Identifying biomarkers predictive of cancer cell response to drug treatment constitutes one of the main challenges in precision oncology. Recent large-scale cancer pharmacogenomic studies have opened new avenues of research to develop predictive biomarkers by profiling thousands of human cancer cell lines at the molecular level and screening them with hundreds of approved drugs and experimental chemical compounds. Many studies have leveraged these data to build predictive models of response using various statistical and machine learning methods. However, a common pitfall to these methods is the lack of interpretability as to how they make predictions, hindering the clinical translation of these models. To alleviate this issue, we used the recent logic modeling approach to develop a new machine learning pipeline that explores the space of bimodally expressed genes in multiple large in vitro pharmacogenomic studies and builds multivariate, nonlinear, yet interpretable logic-based models predictive of drug response.
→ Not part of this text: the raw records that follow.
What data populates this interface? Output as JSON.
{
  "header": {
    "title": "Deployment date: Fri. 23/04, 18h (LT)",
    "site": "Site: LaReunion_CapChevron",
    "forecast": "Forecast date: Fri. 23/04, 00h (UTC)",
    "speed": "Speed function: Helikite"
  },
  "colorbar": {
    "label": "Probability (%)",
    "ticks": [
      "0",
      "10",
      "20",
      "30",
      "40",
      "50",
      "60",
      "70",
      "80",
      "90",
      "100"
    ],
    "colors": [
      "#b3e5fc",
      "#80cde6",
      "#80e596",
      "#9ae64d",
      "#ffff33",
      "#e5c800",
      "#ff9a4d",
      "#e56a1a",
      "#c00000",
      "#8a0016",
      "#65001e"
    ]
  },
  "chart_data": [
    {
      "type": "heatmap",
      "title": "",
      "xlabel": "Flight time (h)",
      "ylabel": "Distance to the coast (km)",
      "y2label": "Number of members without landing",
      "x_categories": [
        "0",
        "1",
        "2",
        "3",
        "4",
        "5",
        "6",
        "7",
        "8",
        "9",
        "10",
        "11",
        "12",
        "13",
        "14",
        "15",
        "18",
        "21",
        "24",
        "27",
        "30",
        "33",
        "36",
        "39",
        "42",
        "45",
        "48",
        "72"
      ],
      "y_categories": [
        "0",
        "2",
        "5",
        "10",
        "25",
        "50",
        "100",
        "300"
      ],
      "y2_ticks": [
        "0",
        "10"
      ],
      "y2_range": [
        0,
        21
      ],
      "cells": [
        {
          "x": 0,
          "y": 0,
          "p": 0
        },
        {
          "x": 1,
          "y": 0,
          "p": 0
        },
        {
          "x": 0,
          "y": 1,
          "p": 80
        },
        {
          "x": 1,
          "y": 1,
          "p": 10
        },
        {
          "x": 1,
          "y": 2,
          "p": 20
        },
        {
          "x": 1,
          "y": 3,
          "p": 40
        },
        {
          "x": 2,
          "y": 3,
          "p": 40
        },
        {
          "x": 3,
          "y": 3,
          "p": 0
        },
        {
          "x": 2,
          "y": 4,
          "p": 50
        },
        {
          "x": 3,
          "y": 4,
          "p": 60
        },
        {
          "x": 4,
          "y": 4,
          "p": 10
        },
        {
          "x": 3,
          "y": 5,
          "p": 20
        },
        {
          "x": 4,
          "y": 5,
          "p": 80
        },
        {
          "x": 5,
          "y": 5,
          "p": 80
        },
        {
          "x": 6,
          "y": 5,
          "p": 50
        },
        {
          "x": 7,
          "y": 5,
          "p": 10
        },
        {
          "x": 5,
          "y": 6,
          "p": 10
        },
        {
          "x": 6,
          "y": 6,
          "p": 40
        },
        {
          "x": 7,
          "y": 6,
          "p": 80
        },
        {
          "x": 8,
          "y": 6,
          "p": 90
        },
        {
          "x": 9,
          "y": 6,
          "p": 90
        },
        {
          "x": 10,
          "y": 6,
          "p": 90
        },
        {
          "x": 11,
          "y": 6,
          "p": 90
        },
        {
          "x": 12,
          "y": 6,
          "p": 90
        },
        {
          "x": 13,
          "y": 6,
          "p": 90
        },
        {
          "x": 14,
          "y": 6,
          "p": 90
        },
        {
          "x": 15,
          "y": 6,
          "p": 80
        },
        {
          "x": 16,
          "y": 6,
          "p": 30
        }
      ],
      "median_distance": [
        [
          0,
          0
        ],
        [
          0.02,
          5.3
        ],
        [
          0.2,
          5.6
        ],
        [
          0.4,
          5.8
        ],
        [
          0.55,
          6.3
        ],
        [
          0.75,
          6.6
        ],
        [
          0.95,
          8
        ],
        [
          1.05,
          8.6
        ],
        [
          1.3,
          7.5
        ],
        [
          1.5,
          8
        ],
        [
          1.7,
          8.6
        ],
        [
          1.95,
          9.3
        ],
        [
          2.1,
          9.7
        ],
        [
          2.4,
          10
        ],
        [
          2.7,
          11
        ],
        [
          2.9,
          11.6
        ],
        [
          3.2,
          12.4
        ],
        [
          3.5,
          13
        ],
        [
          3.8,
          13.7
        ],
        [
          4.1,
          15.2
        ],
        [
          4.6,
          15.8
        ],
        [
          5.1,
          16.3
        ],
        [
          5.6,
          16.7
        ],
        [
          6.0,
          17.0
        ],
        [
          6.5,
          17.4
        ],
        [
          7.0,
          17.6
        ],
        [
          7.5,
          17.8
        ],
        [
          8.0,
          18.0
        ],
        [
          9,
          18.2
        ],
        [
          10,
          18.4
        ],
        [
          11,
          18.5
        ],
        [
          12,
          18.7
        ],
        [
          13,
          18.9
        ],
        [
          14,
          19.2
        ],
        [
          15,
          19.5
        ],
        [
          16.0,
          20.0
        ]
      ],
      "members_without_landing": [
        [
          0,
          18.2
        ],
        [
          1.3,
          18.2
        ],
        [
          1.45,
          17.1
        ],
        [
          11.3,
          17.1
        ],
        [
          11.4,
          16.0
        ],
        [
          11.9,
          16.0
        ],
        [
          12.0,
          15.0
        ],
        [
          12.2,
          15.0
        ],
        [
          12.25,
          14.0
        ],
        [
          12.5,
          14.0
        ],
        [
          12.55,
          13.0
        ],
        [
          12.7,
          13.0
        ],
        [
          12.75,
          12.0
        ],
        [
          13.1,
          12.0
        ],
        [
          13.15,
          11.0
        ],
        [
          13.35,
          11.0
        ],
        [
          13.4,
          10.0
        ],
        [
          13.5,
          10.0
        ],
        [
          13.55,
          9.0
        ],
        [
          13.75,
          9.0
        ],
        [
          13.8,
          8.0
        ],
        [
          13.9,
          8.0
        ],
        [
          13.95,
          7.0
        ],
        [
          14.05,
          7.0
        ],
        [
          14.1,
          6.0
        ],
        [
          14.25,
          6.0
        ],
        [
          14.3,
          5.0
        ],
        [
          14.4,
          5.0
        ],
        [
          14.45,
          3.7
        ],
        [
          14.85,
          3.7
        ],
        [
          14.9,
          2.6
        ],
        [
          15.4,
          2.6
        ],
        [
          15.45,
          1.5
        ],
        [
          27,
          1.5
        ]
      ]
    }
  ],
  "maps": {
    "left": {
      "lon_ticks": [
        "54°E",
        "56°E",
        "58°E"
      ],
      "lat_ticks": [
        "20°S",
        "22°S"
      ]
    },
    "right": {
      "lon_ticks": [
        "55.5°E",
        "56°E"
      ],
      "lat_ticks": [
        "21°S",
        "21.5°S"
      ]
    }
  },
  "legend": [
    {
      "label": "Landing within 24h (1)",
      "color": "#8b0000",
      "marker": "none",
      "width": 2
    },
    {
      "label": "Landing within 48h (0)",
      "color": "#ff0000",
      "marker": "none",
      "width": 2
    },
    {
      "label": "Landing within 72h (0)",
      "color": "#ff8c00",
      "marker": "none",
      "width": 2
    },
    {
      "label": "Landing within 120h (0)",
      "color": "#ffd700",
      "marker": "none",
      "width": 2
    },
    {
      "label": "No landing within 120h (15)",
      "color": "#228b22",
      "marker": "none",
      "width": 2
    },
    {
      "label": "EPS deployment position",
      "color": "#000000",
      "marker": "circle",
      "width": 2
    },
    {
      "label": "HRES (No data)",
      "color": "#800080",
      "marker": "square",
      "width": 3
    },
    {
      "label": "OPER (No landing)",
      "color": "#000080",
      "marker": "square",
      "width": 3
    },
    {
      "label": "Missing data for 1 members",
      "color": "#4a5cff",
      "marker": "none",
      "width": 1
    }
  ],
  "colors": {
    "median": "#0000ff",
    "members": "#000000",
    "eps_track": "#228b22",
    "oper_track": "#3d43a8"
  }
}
The performance of this approach was showcased in a compendium of the three largest in vitro pharmacogenomic datasets to build robust and interpretable models for 101 drugs that span 17 drug classes with high validation rates in independent datasets. These results along with in vivo and clinical validation support a better translation of gene expression biomarkers between model systems using bimodal gene expression.


A new machine learning pipeline exploits the bimodality of gene expression to provide a reliable set of candidate predictive biomarkers with a high potential for clinical translatability.